I'm getting ready to send out a query letter, but I'm not sure if I'm doing this right. Since I can't afford to have someone review it on a paid site, would someone here mind helping me out with this? I'd like to say what it's like, but it's not quite as severe as GRRM, but it's also not quite as religious as the Christian thriller writer Ted Dekker, so I'm not sure what to include on that end.



			
				query letter said:
			
		

> _The Wrath of the Fallen _is a 109,000 word fantasy novel filled with action, intrigue, and treachery. It is the first in a planned series, which is tentatively titled _Undying_.
> 
> In less than one hundred years, young by elven standards, Tanok has made an enemy of almost everyone who knows him. He proudly claims the title of heathen, as he hates the gods of his people and blames them for his family’s destruction.
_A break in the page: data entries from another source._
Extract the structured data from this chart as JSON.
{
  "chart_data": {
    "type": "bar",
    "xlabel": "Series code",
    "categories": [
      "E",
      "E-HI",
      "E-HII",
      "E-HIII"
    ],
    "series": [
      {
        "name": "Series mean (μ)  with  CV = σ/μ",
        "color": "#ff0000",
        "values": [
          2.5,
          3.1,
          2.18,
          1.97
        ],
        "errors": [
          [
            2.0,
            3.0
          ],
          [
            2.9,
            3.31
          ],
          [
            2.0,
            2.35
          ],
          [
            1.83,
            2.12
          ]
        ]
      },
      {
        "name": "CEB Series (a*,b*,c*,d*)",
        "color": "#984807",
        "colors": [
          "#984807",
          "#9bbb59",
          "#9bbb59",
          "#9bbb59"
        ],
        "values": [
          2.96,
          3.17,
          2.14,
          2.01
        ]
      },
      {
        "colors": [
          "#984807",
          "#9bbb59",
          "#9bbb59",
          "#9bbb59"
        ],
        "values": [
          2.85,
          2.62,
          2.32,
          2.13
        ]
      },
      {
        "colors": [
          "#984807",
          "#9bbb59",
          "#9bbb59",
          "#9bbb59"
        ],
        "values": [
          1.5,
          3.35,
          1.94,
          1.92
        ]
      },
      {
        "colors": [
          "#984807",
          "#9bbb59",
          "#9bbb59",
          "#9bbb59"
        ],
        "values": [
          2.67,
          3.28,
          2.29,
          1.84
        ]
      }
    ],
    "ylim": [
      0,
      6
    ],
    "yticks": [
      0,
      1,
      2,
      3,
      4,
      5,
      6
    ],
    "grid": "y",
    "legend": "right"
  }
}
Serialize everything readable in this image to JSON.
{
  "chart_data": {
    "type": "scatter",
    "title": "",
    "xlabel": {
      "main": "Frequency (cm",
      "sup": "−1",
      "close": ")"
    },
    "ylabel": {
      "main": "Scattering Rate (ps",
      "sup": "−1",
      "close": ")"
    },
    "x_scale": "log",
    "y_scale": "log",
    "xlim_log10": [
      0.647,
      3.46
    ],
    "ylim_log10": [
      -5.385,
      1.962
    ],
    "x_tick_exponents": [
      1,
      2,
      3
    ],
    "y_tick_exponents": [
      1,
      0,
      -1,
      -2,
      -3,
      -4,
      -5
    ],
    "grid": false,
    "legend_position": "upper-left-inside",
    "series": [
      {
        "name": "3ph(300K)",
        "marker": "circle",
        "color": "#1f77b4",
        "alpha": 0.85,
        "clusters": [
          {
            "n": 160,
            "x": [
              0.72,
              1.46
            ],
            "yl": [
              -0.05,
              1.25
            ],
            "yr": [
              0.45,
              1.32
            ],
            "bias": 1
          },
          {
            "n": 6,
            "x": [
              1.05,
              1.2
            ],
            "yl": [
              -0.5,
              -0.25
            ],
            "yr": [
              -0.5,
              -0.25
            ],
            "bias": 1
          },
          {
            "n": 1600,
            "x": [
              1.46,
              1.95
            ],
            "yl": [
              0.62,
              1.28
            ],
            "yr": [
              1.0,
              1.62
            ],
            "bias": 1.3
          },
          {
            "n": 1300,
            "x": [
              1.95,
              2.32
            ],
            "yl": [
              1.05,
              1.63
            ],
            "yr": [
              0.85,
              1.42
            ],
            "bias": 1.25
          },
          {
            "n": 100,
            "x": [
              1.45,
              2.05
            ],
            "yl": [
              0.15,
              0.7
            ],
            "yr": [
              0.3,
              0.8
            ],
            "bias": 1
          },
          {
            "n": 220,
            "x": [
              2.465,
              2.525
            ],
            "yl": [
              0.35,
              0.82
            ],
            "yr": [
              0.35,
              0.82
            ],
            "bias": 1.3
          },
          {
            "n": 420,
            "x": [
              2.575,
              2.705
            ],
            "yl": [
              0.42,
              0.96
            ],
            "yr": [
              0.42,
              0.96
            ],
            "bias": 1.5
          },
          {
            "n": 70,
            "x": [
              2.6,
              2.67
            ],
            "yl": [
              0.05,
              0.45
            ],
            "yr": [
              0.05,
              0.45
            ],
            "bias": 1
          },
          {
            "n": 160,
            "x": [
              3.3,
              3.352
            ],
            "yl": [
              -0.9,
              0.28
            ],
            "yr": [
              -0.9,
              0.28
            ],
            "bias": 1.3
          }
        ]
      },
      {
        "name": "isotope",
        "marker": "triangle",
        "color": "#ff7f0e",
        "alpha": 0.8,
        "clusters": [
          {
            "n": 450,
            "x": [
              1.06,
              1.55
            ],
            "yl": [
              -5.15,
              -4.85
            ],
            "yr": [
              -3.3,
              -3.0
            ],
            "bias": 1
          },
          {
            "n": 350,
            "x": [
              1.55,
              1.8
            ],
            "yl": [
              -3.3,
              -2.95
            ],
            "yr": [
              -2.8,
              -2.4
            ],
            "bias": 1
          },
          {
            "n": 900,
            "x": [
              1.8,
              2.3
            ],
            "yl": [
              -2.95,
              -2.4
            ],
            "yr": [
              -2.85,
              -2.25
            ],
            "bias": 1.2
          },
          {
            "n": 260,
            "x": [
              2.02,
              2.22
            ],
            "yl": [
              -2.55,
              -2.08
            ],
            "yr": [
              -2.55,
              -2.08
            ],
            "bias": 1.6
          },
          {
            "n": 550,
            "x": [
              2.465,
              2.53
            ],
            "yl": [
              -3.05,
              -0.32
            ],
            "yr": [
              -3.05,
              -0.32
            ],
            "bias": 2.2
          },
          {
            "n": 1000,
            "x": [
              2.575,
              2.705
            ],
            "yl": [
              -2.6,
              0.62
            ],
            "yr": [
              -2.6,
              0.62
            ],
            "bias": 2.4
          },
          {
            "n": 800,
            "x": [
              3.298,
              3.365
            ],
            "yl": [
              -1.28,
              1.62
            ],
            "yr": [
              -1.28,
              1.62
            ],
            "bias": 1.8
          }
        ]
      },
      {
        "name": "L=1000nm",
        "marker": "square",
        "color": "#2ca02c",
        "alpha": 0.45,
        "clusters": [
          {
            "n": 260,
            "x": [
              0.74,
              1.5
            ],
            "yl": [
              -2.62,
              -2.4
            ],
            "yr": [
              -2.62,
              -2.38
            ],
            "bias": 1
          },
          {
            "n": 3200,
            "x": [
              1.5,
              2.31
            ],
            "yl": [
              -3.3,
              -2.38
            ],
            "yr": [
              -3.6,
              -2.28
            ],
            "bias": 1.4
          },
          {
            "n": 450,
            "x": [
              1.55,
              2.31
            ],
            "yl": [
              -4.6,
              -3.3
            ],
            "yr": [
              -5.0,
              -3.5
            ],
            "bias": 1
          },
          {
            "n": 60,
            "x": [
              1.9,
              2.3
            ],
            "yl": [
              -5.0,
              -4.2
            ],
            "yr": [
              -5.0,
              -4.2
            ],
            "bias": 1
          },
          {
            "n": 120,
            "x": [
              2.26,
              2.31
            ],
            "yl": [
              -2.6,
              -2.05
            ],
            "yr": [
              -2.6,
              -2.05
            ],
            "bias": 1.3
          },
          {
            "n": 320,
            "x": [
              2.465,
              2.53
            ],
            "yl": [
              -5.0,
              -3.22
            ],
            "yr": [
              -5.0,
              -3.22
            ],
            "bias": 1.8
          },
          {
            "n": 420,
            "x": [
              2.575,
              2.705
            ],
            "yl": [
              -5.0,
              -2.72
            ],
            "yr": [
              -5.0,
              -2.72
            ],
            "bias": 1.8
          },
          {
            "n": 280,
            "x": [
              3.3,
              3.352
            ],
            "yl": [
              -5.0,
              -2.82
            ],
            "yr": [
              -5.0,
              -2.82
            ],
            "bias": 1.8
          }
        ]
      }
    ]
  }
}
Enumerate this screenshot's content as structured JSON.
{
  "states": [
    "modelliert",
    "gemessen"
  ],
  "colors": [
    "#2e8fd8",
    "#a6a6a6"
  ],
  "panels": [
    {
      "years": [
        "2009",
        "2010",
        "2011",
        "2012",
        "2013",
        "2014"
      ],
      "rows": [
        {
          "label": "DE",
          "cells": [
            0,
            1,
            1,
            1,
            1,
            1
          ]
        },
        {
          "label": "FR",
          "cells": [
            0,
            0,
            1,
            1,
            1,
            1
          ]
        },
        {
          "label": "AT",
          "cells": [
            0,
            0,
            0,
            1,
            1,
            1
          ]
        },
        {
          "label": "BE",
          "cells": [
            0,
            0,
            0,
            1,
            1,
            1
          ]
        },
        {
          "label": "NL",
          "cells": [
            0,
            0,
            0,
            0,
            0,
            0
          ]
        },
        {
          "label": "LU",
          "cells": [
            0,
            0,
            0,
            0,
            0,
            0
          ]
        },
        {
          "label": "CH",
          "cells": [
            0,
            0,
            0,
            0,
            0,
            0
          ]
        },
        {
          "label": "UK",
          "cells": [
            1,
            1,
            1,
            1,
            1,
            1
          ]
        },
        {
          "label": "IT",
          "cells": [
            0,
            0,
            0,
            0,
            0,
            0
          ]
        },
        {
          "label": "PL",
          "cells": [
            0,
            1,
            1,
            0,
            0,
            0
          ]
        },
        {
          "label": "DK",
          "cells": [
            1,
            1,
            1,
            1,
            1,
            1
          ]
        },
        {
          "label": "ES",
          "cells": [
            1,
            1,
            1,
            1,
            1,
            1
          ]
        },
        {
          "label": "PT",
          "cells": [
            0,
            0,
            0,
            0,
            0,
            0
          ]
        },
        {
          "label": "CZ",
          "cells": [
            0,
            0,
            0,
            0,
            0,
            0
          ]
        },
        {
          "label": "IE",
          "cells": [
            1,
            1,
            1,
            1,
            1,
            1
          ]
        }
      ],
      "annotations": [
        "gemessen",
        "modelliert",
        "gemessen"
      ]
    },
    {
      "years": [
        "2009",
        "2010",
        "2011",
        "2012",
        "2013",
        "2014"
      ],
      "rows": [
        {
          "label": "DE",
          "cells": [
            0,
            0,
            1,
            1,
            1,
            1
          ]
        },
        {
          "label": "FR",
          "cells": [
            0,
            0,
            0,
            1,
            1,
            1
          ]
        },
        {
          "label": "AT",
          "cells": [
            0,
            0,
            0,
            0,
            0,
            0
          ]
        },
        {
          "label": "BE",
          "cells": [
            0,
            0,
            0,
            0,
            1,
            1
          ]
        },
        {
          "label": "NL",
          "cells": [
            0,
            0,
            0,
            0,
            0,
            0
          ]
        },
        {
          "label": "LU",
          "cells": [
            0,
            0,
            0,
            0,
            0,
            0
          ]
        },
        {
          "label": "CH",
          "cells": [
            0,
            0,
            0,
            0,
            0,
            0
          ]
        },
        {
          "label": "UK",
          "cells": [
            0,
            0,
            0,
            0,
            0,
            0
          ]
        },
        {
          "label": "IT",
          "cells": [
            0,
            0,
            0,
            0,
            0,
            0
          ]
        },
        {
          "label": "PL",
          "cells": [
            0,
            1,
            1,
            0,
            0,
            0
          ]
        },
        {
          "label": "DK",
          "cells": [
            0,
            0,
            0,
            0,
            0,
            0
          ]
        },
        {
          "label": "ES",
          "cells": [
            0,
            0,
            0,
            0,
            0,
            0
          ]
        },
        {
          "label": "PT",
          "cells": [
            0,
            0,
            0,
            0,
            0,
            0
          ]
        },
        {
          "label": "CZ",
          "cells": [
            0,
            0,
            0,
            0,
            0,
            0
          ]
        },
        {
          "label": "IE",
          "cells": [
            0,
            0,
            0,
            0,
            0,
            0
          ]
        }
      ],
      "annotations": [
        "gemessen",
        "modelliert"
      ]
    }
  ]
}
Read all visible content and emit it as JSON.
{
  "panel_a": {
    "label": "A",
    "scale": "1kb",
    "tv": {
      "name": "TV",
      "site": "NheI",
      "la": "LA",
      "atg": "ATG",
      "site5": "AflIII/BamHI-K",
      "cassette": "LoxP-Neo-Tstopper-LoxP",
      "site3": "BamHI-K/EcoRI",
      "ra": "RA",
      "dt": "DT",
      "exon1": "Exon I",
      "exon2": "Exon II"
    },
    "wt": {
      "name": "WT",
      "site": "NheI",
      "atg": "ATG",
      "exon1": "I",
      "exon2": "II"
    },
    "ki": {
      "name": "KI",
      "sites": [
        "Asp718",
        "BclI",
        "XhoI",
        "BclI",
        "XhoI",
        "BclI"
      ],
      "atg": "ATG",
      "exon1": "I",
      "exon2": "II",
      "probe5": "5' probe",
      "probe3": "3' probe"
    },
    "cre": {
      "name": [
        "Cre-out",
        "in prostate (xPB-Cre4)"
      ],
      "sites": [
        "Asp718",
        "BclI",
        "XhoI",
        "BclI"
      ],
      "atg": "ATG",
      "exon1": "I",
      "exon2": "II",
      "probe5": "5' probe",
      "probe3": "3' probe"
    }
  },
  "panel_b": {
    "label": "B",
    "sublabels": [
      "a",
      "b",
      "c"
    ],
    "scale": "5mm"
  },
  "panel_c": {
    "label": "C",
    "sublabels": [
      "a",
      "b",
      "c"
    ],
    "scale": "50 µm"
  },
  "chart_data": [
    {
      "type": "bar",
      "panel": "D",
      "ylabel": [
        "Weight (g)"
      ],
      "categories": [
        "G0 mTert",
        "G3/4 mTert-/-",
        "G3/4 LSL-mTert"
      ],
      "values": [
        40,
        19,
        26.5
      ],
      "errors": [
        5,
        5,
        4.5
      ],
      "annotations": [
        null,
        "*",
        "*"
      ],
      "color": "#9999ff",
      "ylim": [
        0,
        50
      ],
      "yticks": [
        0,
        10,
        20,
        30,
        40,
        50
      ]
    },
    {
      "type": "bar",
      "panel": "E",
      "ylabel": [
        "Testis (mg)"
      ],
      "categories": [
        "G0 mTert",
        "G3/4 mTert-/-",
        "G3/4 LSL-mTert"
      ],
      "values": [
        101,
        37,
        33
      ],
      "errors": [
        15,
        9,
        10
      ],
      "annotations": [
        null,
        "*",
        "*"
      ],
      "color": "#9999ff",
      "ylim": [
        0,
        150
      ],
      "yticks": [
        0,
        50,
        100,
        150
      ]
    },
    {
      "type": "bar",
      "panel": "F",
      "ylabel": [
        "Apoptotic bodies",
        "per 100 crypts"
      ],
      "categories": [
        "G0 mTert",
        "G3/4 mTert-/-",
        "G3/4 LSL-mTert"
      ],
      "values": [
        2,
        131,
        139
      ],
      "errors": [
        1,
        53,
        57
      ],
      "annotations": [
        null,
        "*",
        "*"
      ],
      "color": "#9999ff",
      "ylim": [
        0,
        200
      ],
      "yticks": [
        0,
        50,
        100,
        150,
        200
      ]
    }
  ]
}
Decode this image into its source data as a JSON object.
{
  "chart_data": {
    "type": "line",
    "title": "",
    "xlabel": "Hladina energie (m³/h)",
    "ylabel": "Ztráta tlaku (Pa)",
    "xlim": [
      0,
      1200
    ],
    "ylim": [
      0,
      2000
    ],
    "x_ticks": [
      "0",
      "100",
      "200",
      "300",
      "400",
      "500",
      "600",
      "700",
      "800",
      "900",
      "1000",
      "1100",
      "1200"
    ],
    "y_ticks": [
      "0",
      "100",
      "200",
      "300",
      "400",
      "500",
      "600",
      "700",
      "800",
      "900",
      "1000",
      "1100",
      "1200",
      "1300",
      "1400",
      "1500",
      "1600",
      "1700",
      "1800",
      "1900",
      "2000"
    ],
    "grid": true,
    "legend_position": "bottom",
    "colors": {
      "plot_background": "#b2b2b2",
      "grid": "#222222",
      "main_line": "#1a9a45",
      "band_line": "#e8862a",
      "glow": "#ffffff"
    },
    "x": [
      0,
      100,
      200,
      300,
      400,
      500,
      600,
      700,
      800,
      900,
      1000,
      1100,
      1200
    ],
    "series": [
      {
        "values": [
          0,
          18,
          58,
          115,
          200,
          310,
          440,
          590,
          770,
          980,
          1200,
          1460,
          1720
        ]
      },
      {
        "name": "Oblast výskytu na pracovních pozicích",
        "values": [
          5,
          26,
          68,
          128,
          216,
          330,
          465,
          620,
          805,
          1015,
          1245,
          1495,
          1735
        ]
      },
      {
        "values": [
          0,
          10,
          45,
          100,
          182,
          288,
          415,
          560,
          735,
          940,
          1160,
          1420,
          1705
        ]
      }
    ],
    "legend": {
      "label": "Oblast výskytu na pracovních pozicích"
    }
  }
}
However, when he is called separately by Ilahar, the enemy of his gods, and by Sati, a dangerous priestess who conspires to destroy all that he still loves, he is forced to make a decision that will not only change his life, but the world.
> 
> Thank you for your time and attention.


----------



## Ireth (Mar 23, 2013)

I like it, though it feels a bit short. Standard queries, to my knowledge, are around 250 words. You could add a bit more detail about the plot.


----------



## Subcreator (Mar 23, 2013)

How's this?



			
				query letter Mark II said:
			
		

> The Wrath of the Fallen is a 109,000 word fantasy novel filled with action, intrigue, and treachery. It is the first in a planned series, which is tentatively titled Undying.
> In less than one hundred years, young by elven standards, Tanok has made an enemy of almost everyone who knows him. He proudly claims the title of heathen, as he hates the gods of his people and blames them for his family’s destruction. However, when he is called separately by Ilahar, the enemy of his gods, and by Sati, a dangerous priestess who conspires to destroy all that he still loves, he is forced to make a decision that will not only change his life, but the world.
> Tanok’s wife Deira finds herself in a equally challenging dilemma: she is a priestess, her brother Komu is a well-respected priest, and she learns that, not only is her husband a heathen in the eyes of their people, but her younger brother Lemnos has been visiting the neighboring human tribe, the sworn enemies of their people and servants of Ilahar.
> Conspiracies, long-hidden secrets, and vendettas from before the beginning of the world all come to a head when a disturbing truth about the nature of Tanok’s birth is revealed.
> Thank you for your time and attention.


----------



## Ireth (Mar 23, 2013)

Much better! ^^ The last paragraph sounds like the climax of the story; you might not want to give that away. Just give them a taste for the beginning, and leave them wanting to find out what happens next. Also I'd begin with the content of the story itself, though, and move the title and wordcount to just above "Thank you for your time," etc.


----------



## Devor (Mar 23, 2013)

You've got it backwards.  Open with your story, and close with your wordcount/Bio.


----------



## Subcreator (Mar 23, 2013)

Ah, thank you, and actually, the "disturbing truth" actually is revealed in the first third of the book. The climax is a bit more tumultuous than that. I've added a little info on my influences, but I'm not sure if it's helpful:



			
				query letter v. 3 said:
			
		

> In less than one hundred years, young by elven standards, Tanok has made an enemy of almost everyone who knows him. He proudly claims the title of heathen, as he hates the gods of his people and blames them for his family’s destruction. However, when he is called separately by Ilahar, the enemy of his gods, and by Sati, a dangerous priestess who conspires to destroy all that he still loves, he is forced to make a decision that will not only change his life, but the world.
> Tanok’s wife Deira finds herself in a equally challenging dilemma: she is a priestess, her brother Komu is a well-respected priest, and she learns that, not only is her husband a heathen in the eyes of their people, but her younger brother Lemnos has been visiting the neighboring human tribe, the sworn enemies of their people and servants of Ilahar.
> Conspiracies, long-hidden secrets, and vendettas from before the beginning of the world all come to a head when a disturbing truth about the nature of Tanok’s birth is revealed.
> My name is Tom Austin, and my novel, The Wrath of the Fallen is a 109,000 word fantasy novel filled with action, intrigue, and treachery. It is the first in a planned series, which is tentatively titled Undying, a world-shaping adventure from the world of the living to the depths of Hell.
> My writing style has been influenced by the writers whose books I enjoy, namely J.R.R. Tolkien, Ted Dekker, and Eric Flint. 	Thank you for your time and attention.


----------



## Ireth (Mar 23, 2013)

I don't think you need your name in the body of your query, since you'll be signing it at the bottom with something along the lines of "Yours sincerely, Tom Austin," plus probably your contact info at the top of the letter as well, before the "Dear Agent". Other than that, looks good to me! ^^


----------



## Subcreator (Mar 23, 2013)

Ah, thank you. This has been a big help.


----------